Leadership: Joseph H. Bozoyan
CEO
Joseph H. Bozoyan has a distinguished career in the financial services industry, with extensive experience in asset management and investment strategies. He holds a degree in finance and has previously held leadership roles within prominent investment firms, contributing to his deep understanding of market dynamics and investment principles.
Track Record: Under Joseph's leadership, HPI has maintained a strong focus on income generation, achieving a profit margin of 68.0%. His strategic decisions have enhanced the fund's portfolio diversification, positioning it favorably within the competitive landscape of asset management.
John Hancock Preferred Income Fund Financial Services Stock: Key Questions Answered
What does John Hancock Preferred Income Fund do?

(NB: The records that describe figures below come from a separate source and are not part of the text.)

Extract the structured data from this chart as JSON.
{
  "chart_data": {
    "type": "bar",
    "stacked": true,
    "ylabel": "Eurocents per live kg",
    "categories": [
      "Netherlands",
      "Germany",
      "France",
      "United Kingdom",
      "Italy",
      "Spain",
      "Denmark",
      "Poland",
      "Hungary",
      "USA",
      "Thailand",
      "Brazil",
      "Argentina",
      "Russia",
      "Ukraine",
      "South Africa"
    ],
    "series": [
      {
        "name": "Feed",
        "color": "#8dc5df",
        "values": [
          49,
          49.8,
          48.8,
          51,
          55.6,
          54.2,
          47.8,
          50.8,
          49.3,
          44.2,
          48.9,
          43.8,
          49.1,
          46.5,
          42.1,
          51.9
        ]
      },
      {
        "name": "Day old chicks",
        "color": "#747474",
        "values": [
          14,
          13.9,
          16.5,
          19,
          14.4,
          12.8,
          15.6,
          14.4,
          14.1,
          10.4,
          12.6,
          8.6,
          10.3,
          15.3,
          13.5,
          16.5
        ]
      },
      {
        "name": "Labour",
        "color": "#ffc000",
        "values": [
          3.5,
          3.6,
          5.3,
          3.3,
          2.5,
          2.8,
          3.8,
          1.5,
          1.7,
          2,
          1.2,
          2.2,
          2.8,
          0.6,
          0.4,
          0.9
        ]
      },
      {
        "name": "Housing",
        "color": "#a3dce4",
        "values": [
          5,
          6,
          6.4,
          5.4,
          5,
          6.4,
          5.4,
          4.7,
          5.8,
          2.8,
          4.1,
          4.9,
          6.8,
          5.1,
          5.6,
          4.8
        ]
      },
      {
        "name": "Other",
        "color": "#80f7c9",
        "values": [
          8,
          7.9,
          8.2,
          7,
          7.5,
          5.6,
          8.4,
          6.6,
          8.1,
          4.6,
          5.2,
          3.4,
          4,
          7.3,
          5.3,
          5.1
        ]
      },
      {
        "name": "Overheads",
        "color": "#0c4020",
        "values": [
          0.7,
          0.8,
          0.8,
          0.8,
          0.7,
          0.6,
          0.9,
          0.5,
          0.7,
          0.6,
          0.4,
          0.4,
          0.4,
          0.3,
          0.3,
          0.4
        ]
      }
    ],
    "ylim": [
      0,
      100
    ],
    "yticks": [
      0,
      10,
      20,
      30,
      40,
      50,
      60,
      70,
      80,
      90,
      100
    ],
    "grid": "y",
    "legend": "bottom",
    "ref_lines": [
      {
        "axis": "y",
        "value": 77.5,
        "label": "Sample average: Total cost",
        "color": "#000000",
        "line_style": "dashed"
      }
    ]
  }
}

John Hancock Preferred Income Fund (HPI) operates as a closed-end mutual fund that primarily invests in preferred securities and fixed-income instruments. The fund aims to provide income to investors through a diversified portfolio, focusing on public equity and fixed-income markets within the United States.

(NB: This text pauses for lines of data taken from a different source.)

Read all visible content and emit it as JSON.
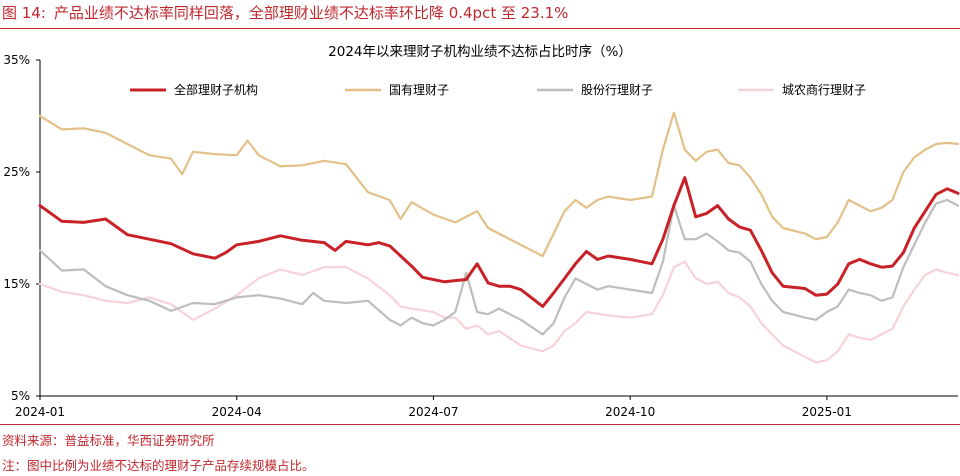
{
  "figure": {
    "label": "图 14:",
    "title": "产品业绩不达标率同样回落，全部理财业绩不达标率环比降 0.4pct 至 23.1%",
    "source": "资料来源：普益标准，华西证券研究所",
    "note": "注：图中比例为业绩不达标的理财子产品存续规模占比。"
  },
  "colors": {
    "accent": "#c0272d",
    "all": "#c82127",
    "state": "#e3c088",
    "joint": "#bdbdbd",
    "rural": "#f6d3d8"
  },
  "chart_data": {
    "type": "line",
    "title": "2024年以来理财子机构业绩不达标占比时序（%）",
    "xlabel": "",
    "ylabel": "",
    "ylim": [
      5,
      35
    ],
    "yticks": [
      "5%",
      "15%",
      "25%",
      "35%"
    ],
    "xticks": [
      "2024-01",
      "2024-04",
      "2024-07",
      "2024-10",
      "2025-01"
    ],
    "x_range": [
      "2024-01",
      "2025-04"
    ],
    "grid": false,
    "legend": "top",
    "series": [
      {
        "name": "全部理财子机构",
        "color": "#c82127",
        "points": [
          [
            0,
            22.0
          ],
          [
            2,
            20.6
          ],
          [
            4,
            20.5
          ],
          [
            6,
            20.8
          ],
          [
            8,
            19.4
          ],
          [
            10,
            19.0
          ],
          [
            12,
            18.6
          ],
          [
            14,
            17.7
          ],
          [
            16,
            17.3
          ],
          [
            17,
            17.8
          ],
          [
            18,
            18.5
          ],
          [
            20,
            18.8
          ],
          [
            22,
            19.3
          ],
          [
            24,
            18.9
          ],
          [
            26,
            18.7
          ],
          [
            27,
            18.0
          ],
          [
            28,
            18.8
          ],
          [
            30,
            18.5
          ],
          [
            31,
            18.7
          ],
          [
            32,
            18.4
          ],
          [
            34,
            16.6
          ],
          [
            35,
            15.6
          ],
          [
            37,
            15.2
          ],
          [
            39,
            15.4
          ],
          [
            40,
            16.8
          ],
          [
            41,
            15.1
          ],
          [
            42,
            14.8
          ],
          [
            43,
            14.8
          ],
          [
            44,
            14.5
          ],
          [
            46,
            13.0
          ],
          [
            47,
            14.2
          ],
          [
            48,
            15.5
          ],
          [
            49,
            16.8
          ],
          [
            50,
            17.9
          ],
          [
            51,
            17.2
          ],
          [
            52,
            17.5
          ],
          [
            54,
            17.2
          ],
          [
            56,
            16.8
          ],
          [
            57,
            19.0
          ],
          [
            58,
            22.0
          ],
          [
            59,
            24.5
          ],
          [
            60,
            21.0
          ],
          [
            61,
            21.3
          ],
          [
            62,
            22.0
          ],
          [
            63,
            20.8
          ],
          [
            64,
            20.1
          ],
          [
            65,
            19.8
          ],
          [
            66,
            18.0
          ],
          [
            67,
            16.0
          ],
          [
            68,
            14.8
          ],
          [
            70,
            14.6
          ],
          [
            71,
            14.0
          ],
          [
            72,
            14.1
          ],
          [
            73,
            15.0
          ],
          [
            74,
            16.8
          ],
          [
            75,
            17.2
          ],
          [
            76,
            16.8
          ],
          [
            77,
            16.5
          ],
          [
            78,
            16.6
          ],
          [
            79,
            17.8
          ],
          [
            80,
            20.0
          ],
          [
            81,
            21.5
          ],
          [
            82,
            23.0
          ],
          [
            83,
            23.5
          ],
          [
            84,
            23.1
          ]
        ]
      },
      {
        "name": "国有理财子",
        "color": "#e3c088",
        "points": [
          [
            0,
            30.0
          ],
          [
            2,
            28.8
          ],
          [
            4,
            28.9
          ],
          [
            6,
            28.5
          ],
          [
            8,
            27.5
          ],
          [
            10,
            26.5
          ],
          [
            12,
            26.2
          ],
          [
            13,
            24.8
          ],
          [
            14,
            26.8
          ],
          [
            16,
            26.6
          ],
          [
            18,
            26.5
          ],
          [
            19,
            27.8
          ],
          [
            20,
            26.5
          ],
          [
            22,
            25.5
          ],
          [
            24,
            25.6
          ],
          [
            26,
            26.0
          ],
          [
            28,
            25.7
          ],
          [
            30,
            23.2
          ],
          [
            32,
            22.5
          ],
          [
            33,
            20.8
          ],
          [
            34,
            22.3
          ],
          [
            36,
            21.2
          ],
          [
            38,
            20.5
          ],
          [
            40,
            21.5
          ],
          [
            41,
            20.0
          ],
          [
            42,
            19.5
          ],
          [
            44,
            18.5
          ],
          [
            46,
            17.5
          ],
          [
            47,
            19.5
          ],
          [
            48,
            21.5
          ],
          [
            49,
            22.5
          ],
          [
            50,
            21.8
          ],
          [
            51,
            22.5
          ],
          [
            52,
            22.8
          ],
          [
            54,
            22.5
          ],
          [
            56,
            22.8
          ],
          [
            57,
            27.0
          ],
          [
            58,
            30.3
          ],
          [
            59,
            27.0
          ],
          [
            60,
            26.0
          ],
          [
            61,
            26.8
          ],
          [
            62,
            27.0
          ],
          [
            63,
            25.8
          ],
          [
            64,
            25.6
          ],
          [
            65,
            24.5
          ],
          [
            66,
            23.0
          ],
          [
            67,
            21.0
          ],
          [
            68,
            20.0
          ],
          [
            70,
            19.5
          ],
          [
            71,
            19.0
          ],
          [
            72,
            19.2
          ],
          [
            73,
            20.5
          ],
          [
            74,
            22.5
          ],
          [
            75,
            22.0
          ],
          [
            76,
            21.5
          ],
          [
            77,
            21.8
          ],
          [
            78,
            22.5
          ],
          [
            79,
            25.0
          ],
          [
            80,
            26.3
          ],
          [
            81,
            27.0
          ],
          [
            82,
            27.5
          ],
          [
            83,
            27.6
          ],
          [
            84,
            27.5
          ]
        ]
      },
      {
        "name": "股份行理财子",
        "color": "#bdbdbd",
        "points": [
          [
            0,
            18.0
          ],
          [
            2,
            16.2
          ],
          [
            4,
            16.3
          ],
          [
            6,
            14.8
          ],
          [
            8,
            14.0
          ],
          [
            10,
            13.5
          ],
          [
            12,
            12.6
          ],
          [
            14,
            13.3
          ],
          [
            16,
            13.2
          ],
          [
            18,
            13.8
          ],
          [
            20,
            14.0
          ],
          [
            22,
            13.7
          ],
          [
            24,
            13.2
          ],
          [
            25,
            14.2
          ],
          [
            26,
            13.5
          ],
          [
            28,
            13.3
          ],
          [
            30,
            13.5
          ],
          [
            32,
            11.8
          ],
          [
            33,
            11.3
          ],
          [
            34,
            12.0
          ],
          [
            35,
            11.5
          ],
          [
            36,
            11.3
          ],
          [
            37,
            11.8
          ],
          [
            38,
            12.5
          ],
          [
            39,
            16.0
          ],
          [
            40,
            12.5
          ],
          [
            41,
            12.3
          ],
          [
            42,
            12.8
          ],
          [
            44,
            11.8
          ],
          [
            46,
            10.5
          ],
          [
            47,
            11.5
          ],
          [
            48,
            13.8
          ],
          [
            49,
            15.5
          ],
          [
            50,
            15.0
          ],
          [
            51,
            14.5
          ],
          [
            52,
            14.8
          ],
          [
            54,
            14.5
          ],
          [
            56,
            14.2
          ],
          [
            57,
            17.0
          ],
          [
            58,
            22.0
          ],
          [
            59,
            19.0
          ],
          [
            60,
            19.0
          ],
          [
            61,
            19.5
          ],
          [
            62,
            18.8
          ],
          [
            63,
            18.0
          ],
          [
            64,
            17.8
          ],
          [
            65,
            17.0
          ],
          [
            66,
            15.0
          ],
          [
            67,
            13.5
          ],
          [
            68,
            12.5
          ],
          [
            70,
            12.0
          ],
          [
            71,
            11.8
          ],
          [
            72,
            12.5
          ],
          [
            73,
            13.0
          ],
          [
            74,
            14.5
          ],
          [
            75,
            14.2
          ],
          [
            76,
            14.0
          ],
          [
            77,
            13.5
          ],
          [
            78,
            13.8
          ],
          [
            79,
            16.5
          ],
          [
            80,
            18.5
          ],
          [
            81,
            20.5
          ],
          [
            82,
            22.2
          ],
          [
            83,
            22.5
          ],
          [
            84,
            22.0
          ]
        ]
      },
      {
        "name": "城农商行理财子",
        "color": "#f6d3d8",
        "points": [
          [
            0,
            15.0
          ],
          [
            2,
            14.3
          ],
          [
            4,
            14.0
          ],
          [
            6,
            13.5
          ],
          [
            8,
            13.3
          ],
          [
            10,
            13.8
          ],
          [
            12,
            13.2
          ],
          [
            14,
            11.8
          ],
          [
            16,
            12.8
          ],
          [
            18,
            14.0
          ],
          [
            20,
            15.5
          ],
          [
            22,
            16.3
          ],
          [
            24,
            15.8
          ],
          [
            26,
            16.5
          ],
          [
            28,
            16.5
          ],
          [
            30,
            15.5
          ],
          [
            32,
            14.0
          ],
          [
            33,
            13.0
          ],
          [
            34,
            12.8
          ],
          [
            36,
            12.5
          ],
          [
            37,
            12.0
          ],
          [
            38,
            12.0
          ],
          [
            39,
            11.0
          ],
          [
            40,
            11.3
          ],
          [
            41,
            10.5
          ],
          [
            42,
            10.8
          ],
          [
            44,
            9.5
          ],
          [
            46,
            9.0
          ],
          [
            47,
            9.5
          ],
          [
            48,
            10.8
          ],
          [
            49,
            11.5
          ],
          [
            50,
            12.5
          ],
          [
            52,
            12.2
          ],
          [
            54,
            12.0
          ],
          [
            56,
            12.3
          ],
          [
            57,
            14.0
          ],
          [
            58,
            16.5
          ],
          [
            59,
            17.0
          ],
          [
            60,
            15.5
          ],
          [
            61,
            15.0
          ],
          [
            62,
            15.2
          ],
          [
            63,
            14.2
          ],
          [
            64,
            13.8
          ],
          [
            65,
            13.0
          ],
          [
            66,
            11.5
          ],
          [
            67,
            10.5
          ],
          [
            68,
            9.5
          ],
          [
            70,
            8.5
          ],
          [
            71,
            8.0
          ],
          [
            72,
            8.2
          ],
          [
            73,
            9.0
          ],
          [
            74,
            10.5
          ],
          [
            75,
            10.2
          ],
          [
            76,
            10.0
          ],
          [
            77,
            10.5
          ],
          [
            78,
            11.0
          ],
          [
            79,
            13.0
          ],
          [
            80,
            14.5
          ],
          [
            81,
            15.8
          ],
          [
            82,
            16.3
          ],
          [
            83,
            16.0
          ],
          [
            84,
            15.8
          ]
        ]
      }
    ]
  }
}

What do analysts say about HPI stock?
Analysts generally view John Hancock Preferred Income Fund (HPI) as a viable option for income-seeking investors, particularly due to its high dividend yield of 9.27%. The fund's P/E ratio of 12.4 is considered reasonable, and its diversified portfolio helps mitigate risks associated with market fluctuations.
What are the main risks for HPI?
The primary risks for John Hancock Preferred Income Fund (HPI) include market volatility, which can affect the value of its preferred securities, and the potential for the fund to trade at a discount to its net asset value. Additionally, regulatory changes in the asset management industry could impact the fund's operations and investment strategies.
What are the key factors to evaluate for HPI?
John Hancock Preferred Income Fund (HPI) holds an AI score of 46/100 (low). P/E: 12.4x vs the S&P 500's ~20-25x. Not financial advice.
How frequently does HPI data refresh on this page?
HPI prices update in real time during U.S. market hours. Fundamentals refresh after quarterly filings; analyst ratings and AI insights update daily; news is aggregated continuously.
What has driven HPI's recent stock price performance?
John Hancock Preferred Income Fund (HPI) moves on earnings results, analyst revisions, sector rotation, and market sentiment. Notable catalyst: High profit margin of 68.0%, indicating strong operational efficiency. See the News tab for the latest drivers. Past performance does not predict future results.
Should investors consider HPI overvalued or undervalued right now?
John Hancock Preferred Income Fund (HPI) trades at 12.4x earnings. Compare P/E, P/S, and EV/EBITDA against sector peers for a full view.
What research should beginners do before buying HPI?
Before investing in John Hancock Preferred Income Fund (HPI), research these four areas: (1) the company's revenue model and competitive position (see Company Overview), (2) financial health through revenue growth, margins, and cash flow (see MoonshotScore), (3) what Wall Street analysts recommend and their price targets (see Analyst tab), and (4) specific risk factors that could impact the stock (see Risk Factors section).
Disclaimer: This content is for informational purposes only and does not constitute investment advice. Always do your own research and consult a financial advisor.
Official Resources
Data provided for informational purposes only.
- Data is based on the latest available information and may be subject to change.